A Scalable Data Stream Mining Methodology: Stream-based Holistic Analytics and Reasoning in Parallel


研究目標: The research target is to design and develop a data-stream-mining system, which is "holistic" meaning it is able to produce a decision-support model of highest possible accuracy in data-mining data streams.


研究內容: In this project, a scalable data stream mining called Stream-based Holistic Analytics and Reasoning in Parallel (SHARP) is proposed. SHARP is holistic because it consists of several components and they target to improve different aspects of data mining functions such as smoothing the input data streams, reducing the feature search space, finding the optimum feature subset, optimizing parameter values for the classifiers, and allowing incremental classifiers to go ensemble by spawning different classifiers in parallel. Preliminary experiments for three individual components have been tested and demonstrated superiority over existing methods, by our previously published literature.

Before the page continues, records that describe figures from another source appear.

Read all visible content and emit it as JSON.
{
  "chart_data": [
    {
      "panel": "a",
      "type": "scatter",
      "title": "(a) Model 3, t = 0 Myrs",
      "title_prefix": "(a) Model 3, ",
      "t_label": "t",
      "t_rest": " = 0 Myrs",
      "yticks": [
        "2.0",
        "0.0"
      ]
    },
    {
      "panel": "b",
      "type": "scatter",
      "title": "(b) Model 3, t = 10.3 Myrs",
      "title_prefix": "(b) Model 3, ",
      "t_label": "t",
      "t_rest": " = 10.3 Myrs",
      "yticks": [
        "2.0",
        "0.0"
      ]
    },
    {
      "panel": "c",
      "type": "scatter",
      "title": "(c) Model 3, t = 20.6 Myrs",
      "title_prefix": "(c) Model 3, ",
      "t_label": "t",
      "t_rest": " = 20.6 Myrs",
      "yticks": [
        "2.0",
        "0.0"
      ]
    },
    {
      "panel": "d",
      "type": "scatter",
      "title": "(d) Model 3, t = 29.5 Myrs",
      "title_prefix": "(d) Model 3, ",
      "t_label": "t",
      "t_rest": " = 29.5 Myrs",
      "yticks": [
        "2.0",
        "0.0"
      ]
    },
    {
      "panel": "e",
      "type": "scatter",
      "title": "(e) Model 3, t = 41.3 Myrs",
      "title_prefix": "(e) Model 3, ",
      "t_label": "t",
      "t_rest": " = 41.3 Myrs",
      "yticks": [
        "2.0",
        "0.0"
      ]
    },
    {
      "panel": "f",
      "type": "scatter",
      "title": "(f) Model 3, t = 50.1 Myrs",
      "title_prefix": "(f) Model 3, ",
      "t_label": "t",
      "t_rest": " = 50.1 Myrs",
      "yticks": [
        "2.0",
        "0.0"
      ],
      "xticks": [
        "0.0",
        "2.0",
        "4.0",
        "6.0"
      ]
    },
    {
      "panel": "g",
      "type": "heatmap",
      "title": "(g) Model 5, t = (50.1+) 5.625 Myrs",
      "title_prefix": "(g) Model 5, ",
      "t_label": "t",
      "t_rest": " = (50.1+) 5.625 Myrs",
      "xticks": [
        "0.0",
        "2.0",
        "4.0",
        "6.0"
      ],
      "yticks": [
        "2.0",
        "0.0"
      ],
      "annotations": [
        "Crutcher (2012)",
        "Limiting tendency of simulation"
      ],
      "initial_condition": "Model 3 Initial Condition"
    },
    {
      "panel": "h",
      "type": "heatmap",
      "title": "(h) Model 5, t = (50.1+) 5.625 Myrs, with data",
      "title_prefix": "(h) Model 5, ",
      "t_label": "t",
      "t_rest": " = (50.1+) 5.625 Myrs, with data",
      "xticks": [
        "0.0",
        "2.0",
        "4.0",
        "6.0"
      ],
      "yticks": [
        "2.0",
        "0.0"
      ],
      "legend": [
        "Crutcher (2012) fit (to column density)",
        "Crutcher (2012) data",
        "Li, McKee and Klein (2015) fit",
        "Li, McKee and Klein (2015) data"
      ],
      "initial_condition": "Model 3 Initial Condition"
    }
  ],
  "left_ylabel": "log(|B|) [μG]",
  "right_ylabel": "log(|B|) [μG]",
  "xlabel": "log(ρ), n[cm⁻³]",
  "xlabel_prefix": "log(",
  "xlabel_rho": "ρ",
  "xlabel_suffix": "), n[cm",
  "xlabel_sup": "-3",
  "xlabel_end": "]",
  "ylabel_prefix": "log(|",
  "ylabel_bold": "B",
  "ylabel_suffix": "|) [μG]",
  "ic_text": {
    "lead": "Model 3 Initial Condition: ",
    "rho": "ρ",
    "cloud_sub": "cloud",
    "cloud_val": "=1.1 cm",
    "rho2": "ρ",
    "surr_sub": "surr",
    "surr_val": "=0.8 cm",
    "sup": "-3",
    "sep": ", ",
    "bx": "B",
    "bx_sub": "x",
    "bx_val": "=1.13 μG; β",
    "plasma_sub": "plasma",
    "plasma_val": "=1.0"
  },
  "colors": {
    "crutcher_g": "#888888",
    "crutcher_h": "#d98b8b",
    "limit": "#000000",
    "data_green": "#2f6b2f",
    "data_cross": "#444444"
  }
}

In this project, it is planned that all the components would be fully integrated and tested as a holistic data stream mining system that can produce the best possible performance. It is anticipated that SHARP is capable of eliminating some of the key problems in Big Data especially those associated with high-dimensionality and infinite and continuous data streams.


預期研究成果或擬解決問題: The end result is anticipated to generate a new breed of data stream mining system, which is holistic by design as it embraces: incremental feature selection, parameters optimization, ensemble bagging, and factors analysis/understanding, all for achieving the best possible data mining performance. In particular, this data stream mining system is intended to solve at least 2 Big Data problems, namely high-data-dimensionality, and potentially infinite amount in volume.